La presencia de rameras en el parque es un recuerdo de épocas anteriores, cuando se consideraba a las únicas mujeres que frecuentaban las salas de baile y otros lugares de entretenimiento público, como tabernas, jardines, casinos e incluso music halls —y generalmente lo eran—, prostitutas. El lugar adecuado para mujeres respetables era el hogar; el ocio público estaba reservado exclusivamente para el hombre. Esto comenzó a cambiar cuando los deportes y las aficiones pasaron a formar parte de las actividades de ocio de la clase alta. En ese momento la salida del domingo pasó a ser familiar. A mediados del siglo xix, las recreaciones respetables en la orilla del mar y en el parque estaban permitidas para mujeres de todas las clases, como lo demuestra el cuadro de Seurat.

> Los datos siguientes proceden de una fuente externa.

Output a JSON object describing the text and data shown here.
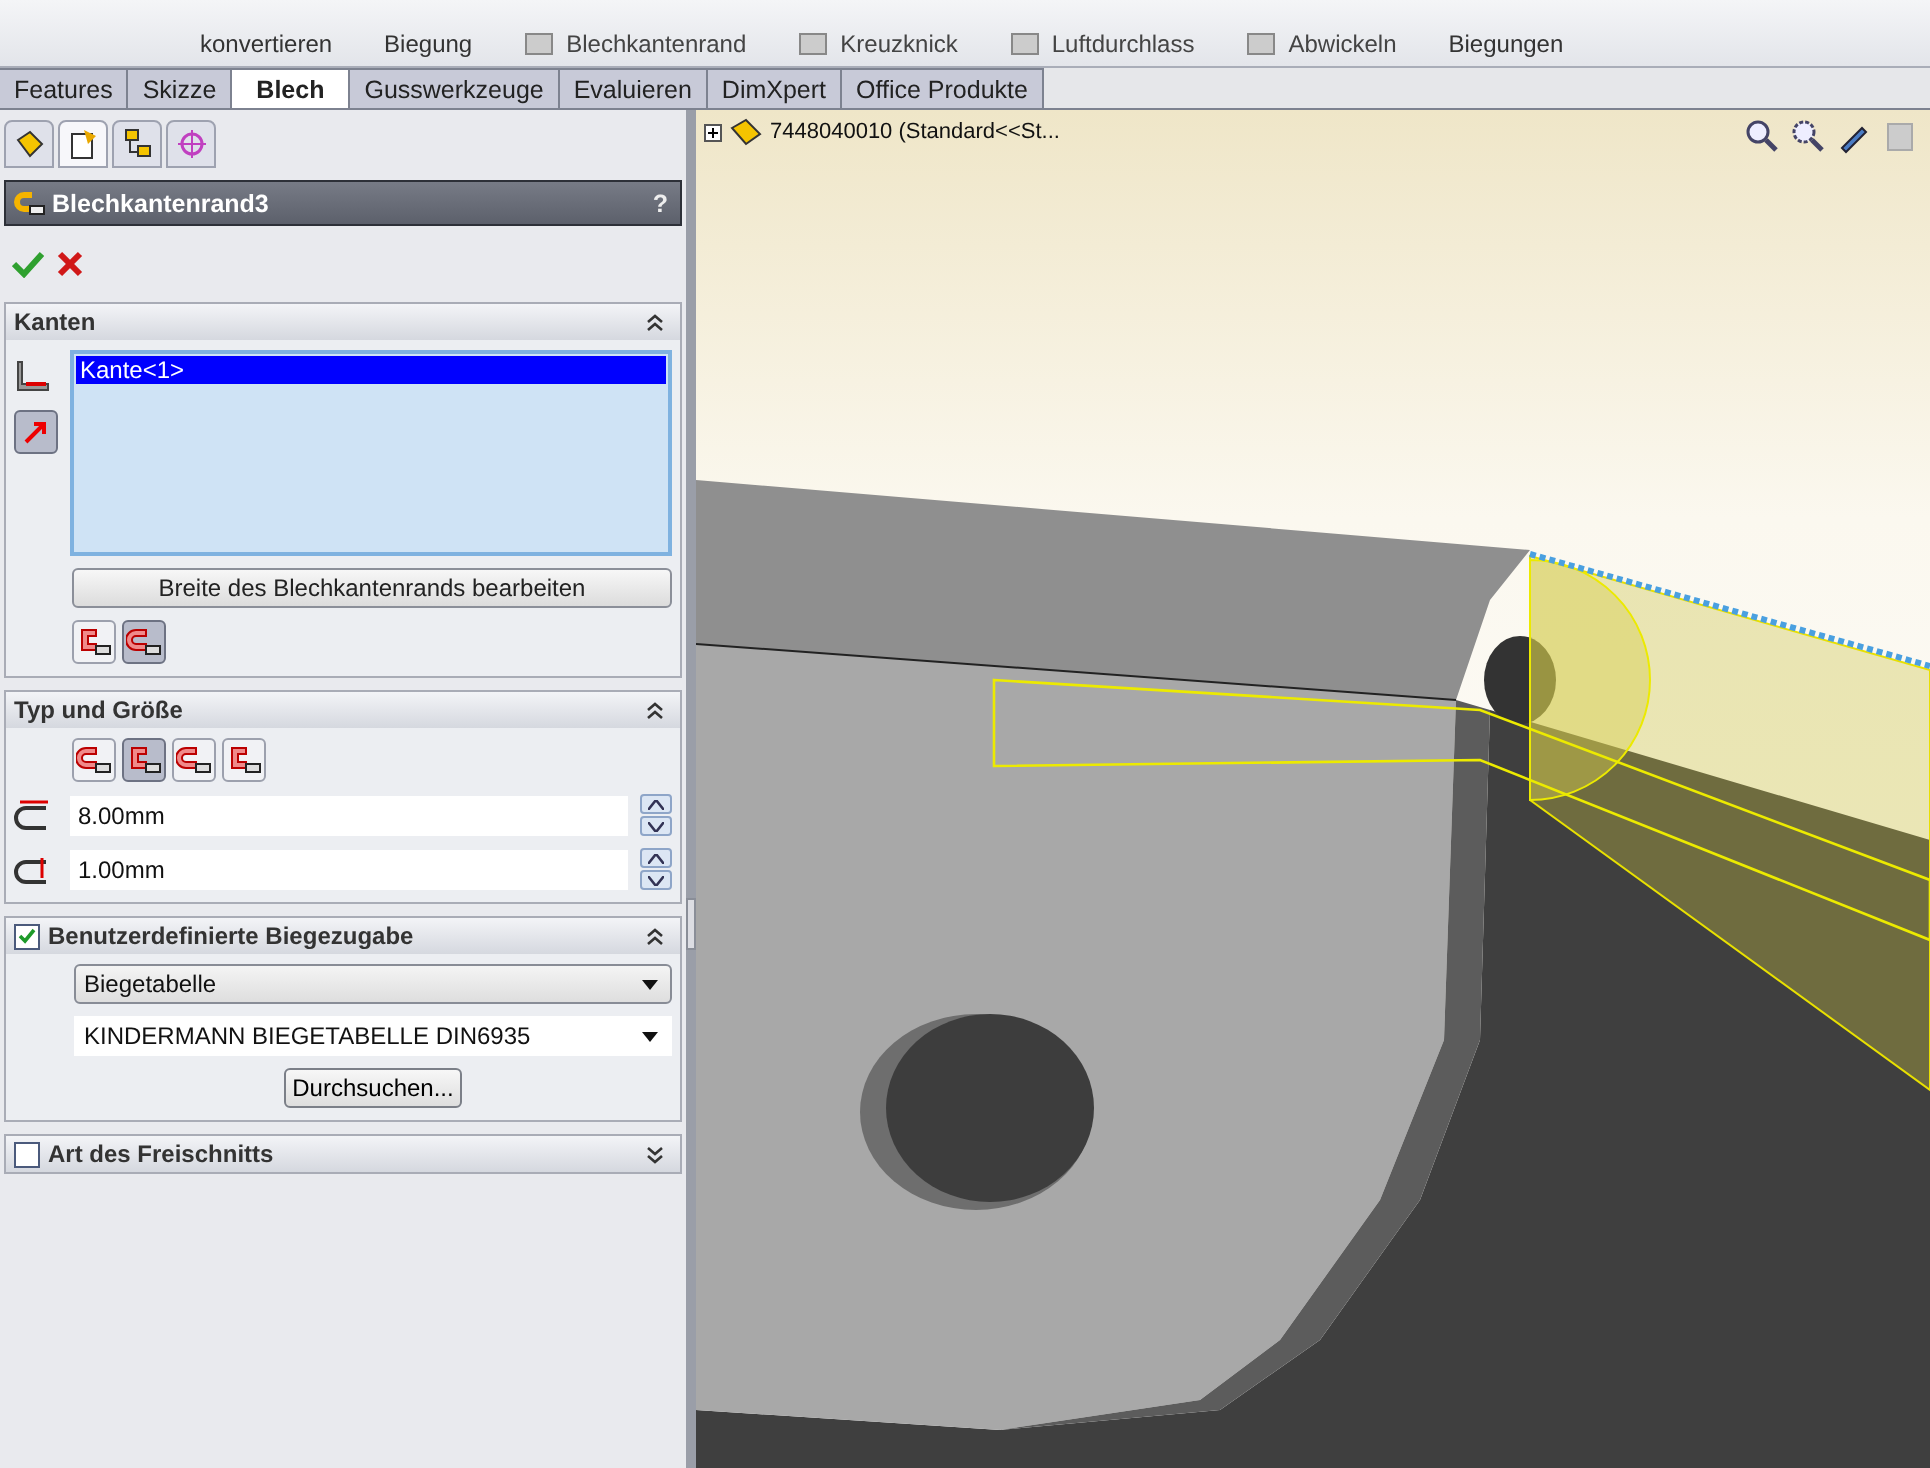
{
  "ribbon": {
    "items": [
      {
        "kind": "big",
        "label": "konvertieren"
      },
      {
        "kind": "big",
        "label": "Biegung"
      },
      {
        "kind": "small",
        "label": "Blechkantenrand"
      },
      {
        "kind": "small",
        "label": "Kreuzknick"
      },
      {
        "kind": "small",
        "label": "Luftdurchlass"
      },
      {
        "kind": "small",
        "label": "Abwickeln"
      },
      {
        "kind": "big",
        "label": "Biegungen"
      }
    ]
  },
  "tabs": [
    {
      "label": "Features",
      "selected": false
    },
    {
      "label": "Skizze",
      "selected": false
    },
    {
      "label": "Blech",
      "selected": true
    },
    {
      "label": "Gusswerkzeuge",
      "selected": false
    },
    {
      "label": "Evaluieren",
      "selected": false
    },
    {
      "label": "DimXpert",
      "selected": false
    },
    {
      "label": "Office Produkte",
      "selected": false
    }
  ],
  "manager_tabs": [
    {
      "kind": "feature",
      "selected": false
    },
    {
      "kind": "property",
      "selected": true
    },
    {
      "kind": "config",
      "selected": false
    },
    {
      "kind": "dim",
      "selected": false
    }
  ],
  "property_manager": {
    "title": "Blechkantenrand3",
    "help": "?",
    "sections": [
      {
        "kind": "plain",
        "title": "Kanten",
        "expanded": true,
        "list": {
          "items": [
            {
              "label": "Kante<1>",
              "selected": true
            }
          ]
        },
        "button": "Breite des Blechkantenrands bearbeiten",
        "icon_buttons": [
          {
            "selected": false
          },
          {
            "selected": true
          }
        ]
      },
      {
        "kind": "plain",
        "title": "Typ und Größe",
        "expanded": true,
        "icon_buttons": [
          {
            "selected": false
          },
          {
            "selected": true
          },
          {
            "selected": false
          },
          {
            "selected": false
          }
        ],
        "fields": [
          {
            "value": "8.00mm"
          },
          {
            "value": "1.00mm"
          }
        ]
      },
      {
        "kind": "check",
        "title": "Benutzerdefinierte Biegezugabe",
        "checked": true,
        "expanded": true,
        "dropdowns": [
          {
            "kind": "combo",
            "value": "Biegetabelle"
          },
          {
            "kind": "select",
            "value": "KINDERMANN BIEGETABELLE DIN6935"
          }
        ],
        "browse_button": "Durchsuchen..."
      },
      {
        "kind": "check",
        "title": "Art des Freischnitts",
        "checked": false,
        "expanded": false
      }
    ]
  },
  "viewport": {
    "tree_item": "7448040010  (Standard<<St..."
  }
}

Es una mezcla de sexos y clases que ha ido a disfrutar de una tarde de domingo en el parque. Sin embargo, o quizá debido a esta convivencia democrática, los individuos parecen ignorarse entre sí, ya que se los ve concentrados en fantasías individuales. Están todos juntos, y a pesar de todo, separados. Este fue otro cambio del siglo XIX. El ocio público dejó de ser local, dividido en clases y familias, y pasó a ser cada vez más comunal. En este proceso, el ocio también se transformó en más impersonal, casi anónimo. Entonces uno salía a descansar, o a la playa o al parque, y disfrutaba de su ocio en compañía de extraños.